The Colonel dictated the information, and verified the spelling of the names of places; then he took his hat in one hand, looked at Derville, and held out the other—a horny hand, saying with much simplicity:
“On my honor, sir, after the Emperor, you are the man to whom I shall owe most. You are a splendid fellow!”
The attorney clapped his hand into the Colonel’s, saw him to the stairs, and held a light for him.
“Boucard,” said Derville to his head clerk, “I have just listened to a tale that may cost me five and twenty louis. If I am robbed, I shall not regret the money, for I shall have seen the most consummate actor of the day.”
When the Colonel was in the street and close to a lamp, he took the two twenty-franc pieces out of the letter and looked at them for a moment under the light. It was the first gold he had seen for nine years.
“I may smoke cigars!” he said to himself.
About three months after this interview, at night, in Derville’s room, the notary commissioned to advance the half-pay on Derville’s account to his eccentric client, came to consult the attorney on a serious matter, and began by begging him to refund the six hundred francs that the old soldier had received.

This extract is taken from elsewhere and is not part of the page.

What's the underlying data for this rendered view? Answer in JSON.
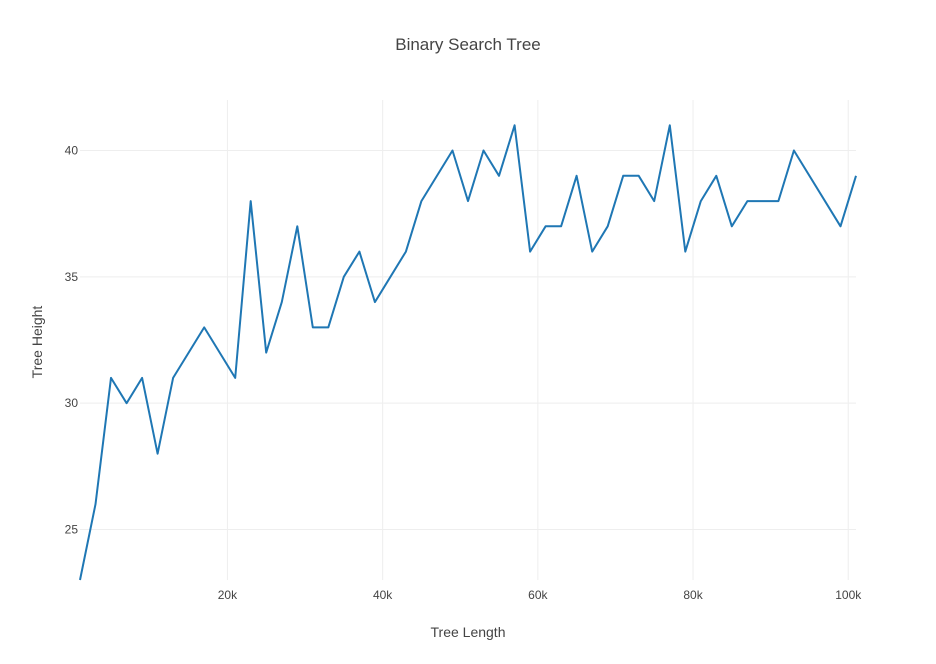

“Are you amusing yourself with pensioning the old army?” said the notary, laughing—a young man named Crottat, who had just bought up the office in which he had been head clerk, his chief having fled in consequence of a disastrous bankruptcy.
“I have to thank you, my dear sir, for reminding me of that affair,” replied Derville. “My philanthropy will not carry me beyond twenty-five louis; I have, I fear, already been the dupe of my patriotism.”
As Derville finished the sentence, he saw on his desk the papers his head clerk had laid out for him. His eye was struck by the appearance of the stamps—long, square, and triangular, in red and blue ink, which distinguished a letter that had come through the Prussian, Austrian, Bavarian, and French post-offices.